Home loan interest rates might be close to all-time lows. But with property prices surging at their fastest annual pace in more than 30 years, many borrowers are taking on bigger loans than ever before.
As a result, Australia’s main financial regulatory agencies are getting increasingly concerned with the rising levels of household debt. And, at the end of September, the agencies signalled a home loan crackdown could soon be on its way.
This, of course, begs three big questions:
Speculation is mounting that APRA, the banking regulator, will target debt-to-income ratios. Your debt-to-income ratio compares the amount of debt you take on with how much you earn.
Let’s say, for example, your pre-tax income is $100,000 and you take out a $400,000 mortgage. That means your debt-to-income ratio is 4 (i.e. $400,000 divided by $100,000).
APRA considers loans with a debt-to-income ratio of more than 6 “risky”. However, more than one in five new loans approved in the June quarter were at, or above, this ‘risky’ debt-to-income ratio, according to the regulator’s own statistics.
As such, there’s a good chance APRA will set a macroprudential rule instructing lenders not to issue home loans that exceed six times the borrower’s income
In the above example, that would mean that if you applied for a $650,000 mortgage, your application would be rejected, as your debt-to-income ratio would be above 6 (as $650,000 is 6.5 times greater than $100,000).

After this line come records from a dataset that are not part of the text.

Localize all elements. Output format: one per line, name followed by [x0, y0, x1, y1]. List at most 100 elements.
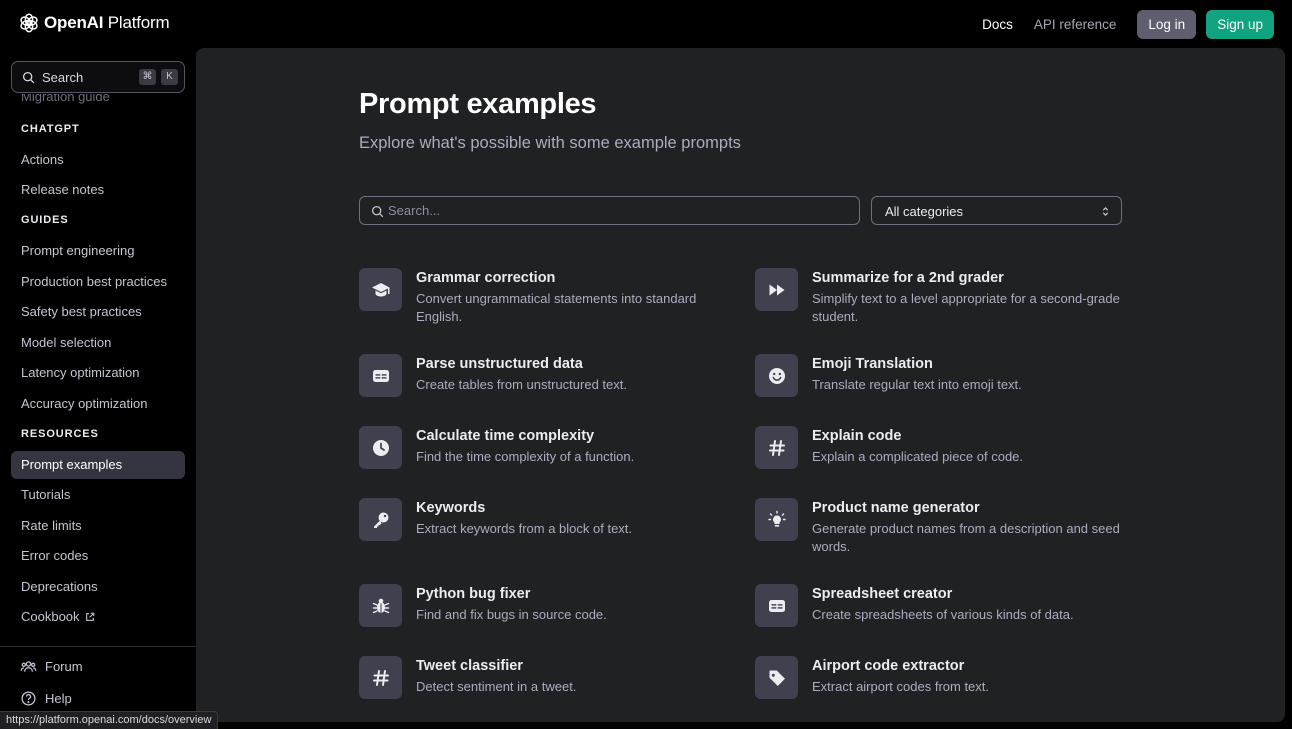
- card-description: Create spreadsheets of various kinds of …: [812, 607, 1074, 622]
- main-content: Prompt examples Explore what's possible …: [196, 48, 1285, 722]
- lightbulb-icon: [767, 510, 786, 527]
- bug-icon: [372, 598, 389, 613]
- card-title: Summarize for a 2nd grader: [812, 270, 1004, 286]
- card-icon-tile: [755, 268, 798, 311]
- top-nav: Docs API reference Log in Sign up: [982, 10, 1274, 39]
- card-icon-tile: [359, 584, 402, 627]
- sidebar-item-latency-optimization[interactable]: Latency optimization: [11, 359, 185, 387]
- category-select-value: All categories: [885, 204, 964, 219]
- example-card-explain-code[interactable]: Explain code Explain a complicated piece…: [755, 426, 1135, 496]
- sidebar-search-label: Search: [42, 70, 84, 85]
- sidebar-item-cookbook-label: Cookbook: [21, 609, 80, 624]
- openai-logo[interactable]: OpenAI Platform: [18, 12, 170, 34]
- table-icon: [768, 599, 785, 612]
- sidebar-item-model-selection[interactable]: Model selection: [11, 329, 185, 357]
- graduation-cap-icon: [371, 282, 389, 296]
- card-title: Emoji Translation: [812, 356, 933, 372]
- card-description: Detect sentiment in a tweet.: [416, 679, 577, 694]
- card-title: Product name generator: [812, 500, 980, 516]
- card-icon-tile: [359, 656, 402, 699]
- example-card-keywords[interactable]: Keywords Extract keywords from a block o…: [359, 498, 739, 568]
- nav-docs-link[interactable]: Docs: [982, 17, 1013, 32]
- card-icon-tile: [359, 268, 402, 311]
- sidebar-item-prompt-engineering[interactable]: Prompt engineering: [11, 237, 185, 265]
- tag-icon: [769, 670, 785, 686]
- sidebar-item-safety-best-practices[interactable]: Safety best practices: [11, 298, 185, 326]
- card-icon-tile: [359, 354, 402, 397]
- sidebar-item-cookbook[interactable]: Cookbook: [11, 603, 185, 631]
- sidebar-item-accuracy-optimization[interactable]: Accuracy optimization: [11, 390, 185, 418]
- card-title: Grammar correction: [416, 270, 556, 286]
- example-card-tweet-classifier[interactable]: Tweet classifier Detect sentiment in a t…: [359, 656, 739, 722]
- sidebar-item-release-notes[interactable]: Release notes: [11, 176, 185, 204]
- example-card-airport-code-extractor[interactable]: Airport code extractor Extract airport c…: [755, 656, 1135, 722]
- link-preview-statusbar: https://platform.openai.com/docs/overvie…: [0, 711, 219, 729]
- card-icon-tile: [755, 584, 798, 627]
- card-title: Explain code: [812, 428, 902, 444]
- hashtag-icon: [372, 669, 389, 686]
- nav-api-reference-link[interactable]: API reference: [1034, 17, 1117, 32]
- sidebar-item-migration-guide[interactable]: Migration guide: [11, 94, 185, 111]
- examples-search-field[interactable]: [359, 196, 860, 225]
- example-card-summarize-2nd-grader[interactable]: Summarize for a 2nd grader Simplify text…: [755, 268, 1135, 338]
- example-card-grammar-correction[interactable]: Grammar correction Convert ungrammatical…: [359, 268, 739, 338]
- login-button[interactable]: Log in: [1137, 10, 1197, 39]
- card-description: Find the time complexity of a function.: [416, 449, 635, 464]
- card-icon-tile: [359, 426, 402, 469]
- sidebar-search-button[interactable]: Search ⌘ K: [11, 61, 185, 93]
- sidebar-item-production-best-practices[interactable]: Production best practices: [11, 268, 185, 296]
- card-description: Generate product names from a descriptio…: [812, 521, 1120, 554]
- sidebar-item-rate-limits[interactable]: Rate limits: [11, 512, 185, 540]
- shortcut-k-key: K: [161, 69, 178, 85]
- example-card-parse-unstructured-data[interactable]: Parse unstructured data Create tables fr…: [359, 354, 739, 424]
- example-card-python-bug-fixer[interactable]: Python bug fixer Find and fix bugs in so…: [359, 584, 739, 654]
- sidebar-item-error-codes[interactable]: Error codes: [11, 542, 185, 570]
- table-icon: [372, 369, 389, 382]
- shortcut-cmd-key: ⌘: [139, 69, 156, 85]
- sidebar-help-link[interactable]: Help: [20, 690, 72, 707]
- page-title: Prompt examples: [359, 88, 597, 120]
- sidebar-item-deprecations[interactable]: Deprecations: [11, 573, 185, 601]
- sidebar-divider: [0, 646, 196, 647]
- sidebar-heading-chatgpt: CHATGPT: [21, 123, 80, 135]
- help-circle-icon: [21, 691, 36, 706]
- card-icon-tile: [755, 498, 798, 541]
- example-card-emoji-translation[interactable]: Emoji Translation Translate regular text…: [755, 354, 1135, 424]
- card-title: Spreadsheet creator: [812, 586, 953, 602]
- hashtag-icon: [768, 439, 785, 456]
- sidebar-forum-link[interactable]: Forum: [20, 658, 83, 675]
- card-description: Simplify text to a level appropriate for…: [812, 291, 1120, 324]
- card-description: Extract keywords from a block of text.: [416, 521, 633, 536]
- card-description: Convert ungrammatical statements into st…: [416, 291, 697, 324]
- card-icon-tile: [359, 498, 402, 541]
- example-card-spreadsheet-creator[interactable]: Spreadsheet creator Create spreadsheets …: [755, 584, 1135, 654]
- top-bar: OpenAI Platform Docs API reference Log i…: [0, 0, 1292, 48]
- chevron-up-down-icon: [1102, 207, 1109, 216]
- card-icon-tile: [755, 656, 798, 699]
- card-description: Create tables from unstructured text.: [416, 377, 627, 392]
- category-select[interactable]: All categories: [871, 196, 1122, 225]
- card-title: Airport code extractor: [812, 658, 965, 674]
- example-card-product-name-generator[interactable]: Product name generator Generate product …: [755, 498, 1135, 568]
- card-description: Explain a complicated piece of code.: [812, 449, 1024, 464]
- sidebar-item-actions[interactable]: Actions: [11, 146, 185, 174]
- card-title: Keywords: [416, 500, 486, 516]
- signup-button[interactable]: Sign up: [1206, 10, 1274, 39]
- card-icon-tile: [755, 354, 798, 397]
- brand-name: OpenAI Platform: [44, 13, 170, 32]
- sidebar-item-tutorials[interactable]: Tutorials: [11, 481, 185, 509]
- sidebar-heading-guides: GUIDES: [21, 214, 69, 226]
- openai-logo-icon: [20, 13, 38, 33]
- search-icon: [22, 71, 35, 84]
- card-title: Tweet classifier: [416, 658, 523, 674]
- smiley-icon: [768, 367, 785, 384]
- sidebar-item-prompt-examples[interactable]: Prompt examples: [11, 451, 185, 479]
- search-icon: [371, 205, 384, 218]
- clock-icon: [372, 439, 389, 456]
- people-icon: [20, 661, 37, 672]
- key-icon: [373, 512, 388, 528]
- examples-search-input[interactable]: [388, 197, 848, 224]
- card-description: Find and fix bugs in source code.: [416, 607, 607, 622]
- sidebar-nav[interactable]: Migration guide CHATGPT Actions Release …: [0, 94, 196, 642]
- example-card-calculate-time-complexity[interactable]: Calculate time complexity Find the time …: [359, 426, 739, 496]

While nothing is set in stone, many analysts expect the new rules to be announced before the end of this year.
At the moment, it’s a good time to be a borrower in Australia, thanks to record-low interest rates that mean it’s never been cheaper to service a home loan.
However, it’s unlikely rates will stay this low forever. So APRA wants to make sure borrowers can still service their loans when rates rise in the future
The problem is, the property boom has led to ballooning loan sizes as Australian borrowers take on more debt to keep pace with soaring prices. As a result, housing credit growth has surged, with Reserve Bank data showing it rose 6.2% over the 12 months to August.

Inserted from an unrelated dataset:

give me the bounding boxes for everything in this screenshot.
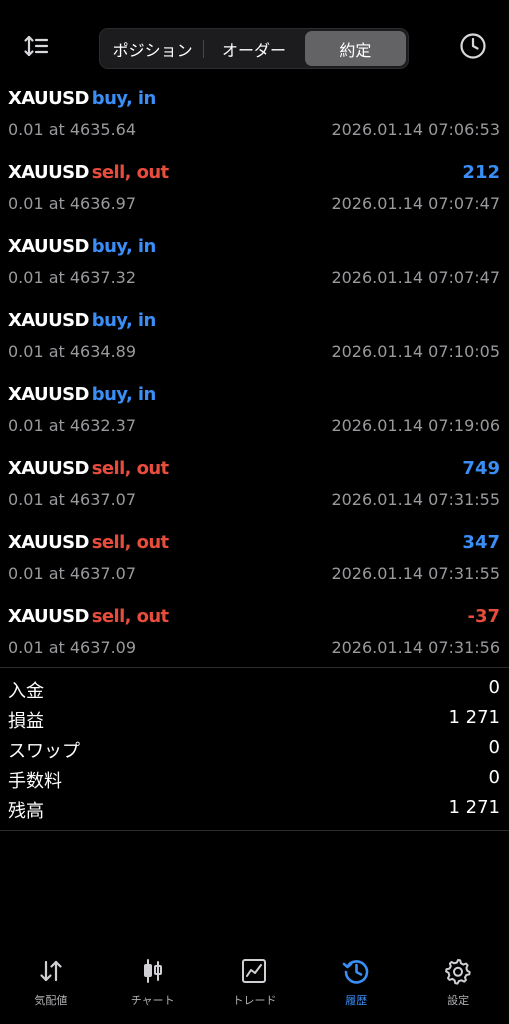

In direct contrast, wages grew 1.7% over the 12 months to June.
This imbalance is leading to big increases in household debt, which is potentially risky for borrowers and the financial system.
It’s impossible to say what impact these tougher lending rules will have on property prices.
However, it’s unlikely to be anything too dramatic – as four out of five borrowers won’t be impacted at all by these rule changes, according to APRA’s own statistics.
At the same time, Reserve Bank governor Philip Lowe has repeatedly maintained the cash rate is unlikely to rise “before 2024”.
Rock-bottom interest rates have been one of the biggest drivers of strong property price growth.
In related news, APRA recently told lenders to increase their home loan buffer from 2.5 percentage points to 3 percentage points.
This means the lender will have to test if you could cope if rates rose by 3 percentage points. So if you were applying for a loan at 2.15%, the lender would assess you as if you were applying for a principal-and-interest loan priced at 5.15%.
APRA estimates the move will cut your maximum borrowing capacity by around 5%. So if you could borrow a maximum of $600,000 under the old rules, this would fall to $570,000.
However, “as many borrowers do not borrow at their maximum capacity”, the regulator expects the tighter rules to have only a “fairly modest” impact.
In the letter to banks explaining the rule changes, APRA said:
“While the banking system is well capitalised and lending standards overall have held up, increases in the share of heavily indebted borrowers, and leverage in the household sector more broadly, mean that medium-term risks to financial stability are building.
“More than one in five new loans approved in the June quarter were at more than six times the borrowers’ income, and at an aggregate level the expectation is that housing credit growth will run ahead of household income growth in the period ahead. With the economy expected to bounce back as lockdowns begin to be lifted around the country, the balance of risks is such that stronger serviceability standards are warranted.”